Effect of Zn 2+/Zn layer on H 2 dissociation on Ruthenium (0001) surface: A first principles density functional study

Abstract

For the sake of improving the performance of Ru-based catalyst used in partial hydrogenation of benzene to cyclohexene, the effect of Zn 2+/Zn layer on the adsorption and dissociation of H 2 on Ru (0001) surface was investigated by applying density function theory (DFT) calculations.
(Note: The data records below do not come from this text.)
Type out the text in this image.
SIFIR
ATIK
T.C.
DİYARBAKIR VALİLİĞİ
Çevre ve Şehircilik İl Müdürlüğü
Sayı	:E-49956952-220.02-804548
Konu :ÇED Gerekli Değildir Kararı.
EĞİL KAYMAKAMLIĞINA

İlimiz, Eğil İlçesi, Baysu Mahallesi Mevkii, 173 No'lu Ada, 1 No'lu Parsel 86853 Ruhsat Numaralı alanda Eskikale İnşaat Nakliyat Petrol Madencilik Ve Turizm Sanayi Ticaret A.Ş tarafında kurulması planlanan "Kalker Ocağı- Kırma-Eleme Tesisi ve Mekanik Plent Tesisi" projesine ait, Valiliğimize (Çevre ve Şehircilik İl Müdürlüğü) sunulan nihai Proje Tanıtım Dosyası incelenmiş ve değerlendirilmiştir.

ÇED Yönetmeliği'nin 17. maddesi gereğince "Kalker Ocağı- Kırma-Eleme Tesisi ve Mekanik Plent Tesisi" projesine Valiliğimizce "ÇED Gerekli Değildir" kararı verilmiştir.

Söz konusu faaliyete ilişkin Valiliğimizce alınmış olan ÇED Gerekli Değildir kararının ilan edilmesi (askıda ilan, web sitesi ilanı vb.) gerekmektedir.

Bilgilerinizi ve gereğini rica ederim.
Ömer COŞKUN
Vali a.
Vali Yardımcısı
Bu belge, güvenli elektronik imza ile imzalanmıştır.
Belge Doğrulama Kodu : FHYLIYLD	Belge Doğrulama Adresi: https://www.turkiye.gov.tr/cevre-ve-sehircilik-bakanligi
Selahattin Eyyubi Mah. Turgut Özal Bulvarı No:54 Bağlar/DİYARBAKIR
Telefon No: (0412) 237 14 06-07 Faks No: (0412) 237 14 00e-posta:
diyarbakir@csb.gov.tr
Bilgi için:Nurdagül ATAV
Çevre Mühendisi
Calculation results show that the dissociation of H 2 occurs only after its being chemisorbed horizontally at atop site. Because of the influence of Zn 2+ on the electron delocalization between molecular orbit of H 2 and valence orbits of atop Ru atom, a remarkable increase in the H 2 dissociation barrier is noticed, which results in zones of sparse chemisorbed H around Zn 2+. Adsorbed Zn 2+ can be reduced by chemisorbed H, and the H 2 dissociation kinetics varies little in the presence of Zn atoms at adjacent sites. Split zones of chemisorbed H are formed at a high coverage of Zn layer. The consecutive or synchronous hydrogenation of benzene is disturbed when benzene is adsorbed in zones of sparse chemisorbed H or split zones of chemisorbed H. It is therefore deducted that a high coverage layer of some transition metal atoms on catalyst surface should be helpful for maintaining the hydrogenation activity of the catalyst and improving the cyclohexene yield.